Wednesday, September 30, 2020

Redux, but explained.

 Someone on social media was again talking about how their travels had been taking them to mom'n'pop gun shops in small towns, and he was surprised to find the stock and pricing in most of them to be pretty near normal. He speculated that ammo manufacturers were prioritizing small shops...

It’s not that they’re prioritizing deliveries there, it’s just that they don’t do as much business so they’re the last to sell out. As a matter of fact, those shops are the exact opposite of prioritized; when they do sell out, they’ll be the last to get restocked. Wholesalers and manufacturers prioritize buyers who purchase by the skid, not who buy a case or two a year.
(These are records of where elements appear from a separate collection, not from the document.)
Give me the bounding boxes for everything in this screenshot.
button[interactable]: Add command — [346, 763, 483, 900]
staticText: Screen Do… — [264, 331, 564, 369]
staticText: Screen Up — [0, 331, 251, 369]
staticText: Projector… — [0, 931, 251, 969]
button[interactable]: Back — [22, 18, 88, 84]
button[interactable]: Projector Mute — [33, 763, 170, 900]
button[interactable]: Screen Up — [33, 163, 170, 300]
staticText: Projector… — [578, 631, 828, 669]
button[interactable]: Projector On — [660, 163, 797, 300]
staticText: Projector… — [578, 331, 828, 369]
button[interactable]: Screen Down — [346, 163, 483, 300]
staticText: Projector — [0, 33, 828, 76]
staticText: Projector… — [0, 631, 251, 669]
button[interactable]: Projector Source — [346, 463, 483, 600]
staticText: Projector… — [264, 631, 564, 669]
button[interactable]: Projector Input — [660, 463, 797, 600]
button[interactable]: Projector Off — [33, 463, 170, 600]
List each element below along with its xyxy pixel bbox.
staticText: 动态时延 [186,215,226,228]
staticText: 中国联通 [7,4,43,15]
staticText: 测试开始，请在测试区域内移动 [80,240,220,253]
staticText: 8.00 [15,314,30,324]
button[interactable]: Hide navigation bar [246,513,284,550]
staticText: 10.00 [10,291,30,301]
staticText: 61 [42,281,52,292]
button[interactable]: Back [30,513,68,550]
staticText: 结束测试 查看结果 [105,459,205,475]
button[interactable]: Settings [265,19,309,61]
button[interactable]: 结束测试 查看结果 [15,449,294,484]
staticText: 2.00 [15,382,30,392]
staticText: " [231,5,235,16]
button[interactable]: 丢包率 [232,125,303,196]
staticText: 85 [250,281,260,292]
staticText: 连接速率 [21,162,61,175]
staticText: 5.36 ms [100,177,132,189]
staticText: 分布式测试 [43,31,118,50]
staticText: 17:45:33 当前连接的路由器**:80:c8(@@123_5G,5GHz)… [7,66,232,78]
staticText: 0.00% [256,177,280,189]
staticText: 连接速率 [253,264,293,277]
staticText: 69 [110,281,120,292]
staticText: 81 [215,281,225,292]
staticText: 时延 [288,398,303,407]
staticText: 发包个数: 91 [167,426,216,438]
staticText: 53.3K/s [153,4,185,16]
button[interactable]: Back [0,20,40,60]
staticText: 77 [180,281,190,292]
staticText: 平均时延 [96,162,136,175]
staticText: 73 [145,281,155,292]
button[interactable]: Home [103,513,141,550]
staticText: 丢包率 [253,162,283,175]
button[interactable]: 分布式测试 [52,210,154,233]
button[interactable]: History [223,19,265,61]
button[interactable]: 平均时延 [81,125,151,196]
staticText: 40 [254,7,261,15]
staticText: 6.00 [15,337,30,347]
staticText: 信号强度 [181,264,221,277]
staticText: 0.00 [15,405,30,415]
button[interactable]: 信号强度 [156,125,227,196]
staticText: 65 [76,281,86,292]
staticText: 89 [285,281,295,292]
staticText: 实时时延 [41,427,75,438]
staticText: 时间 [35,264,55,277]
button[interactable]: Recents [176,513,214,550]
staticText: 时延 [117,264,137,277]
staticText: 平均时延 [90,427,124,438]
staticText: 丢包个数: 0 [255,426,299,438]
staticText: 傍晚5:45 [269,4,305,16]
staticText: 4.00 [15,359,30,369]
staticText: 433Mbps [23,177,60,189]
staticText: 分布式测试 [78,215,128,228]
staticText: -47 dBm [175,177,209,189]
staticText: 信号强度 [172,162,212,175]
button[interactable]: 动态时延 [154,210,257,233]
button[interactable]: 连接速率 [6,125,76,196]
 What happens with those smaller shops that are off the beaten path is that their inventory lasts about until one of their regular customers goes on social media or a gun forum and says "I don't know what all you people in big cities are talking about with this 'ammo panic'. Ain't nobody panicking here in Two Mules, Kansas. We've all got our guns, I guess. Why, I just stopped by my regular LGS, Billy Bob's Tradin' Post, and their stock and prices were all normal."
 
 Three days later, after the locusts have descended, Billy Bob's is sold out.

 Three months later, Billy Bob's....which was run by Billy Bob as a side gig to his regular welding business using his wife as a bookkeeper/office manager, a retiree to basically run the place four days a week, and a college kid as part time counter help...hasn't been able to restock and closes, behind on its mortgage because they had zero reserve capital to weather ninety days of sub-hundred-dollar gross sales.


(SOURCE: I have worked for three or four Billy Bobs and known dozens personally. Like most small businesses...and especially most hobby businesses...your typical brick and mortar gun shop is dramatically undercapitalized.)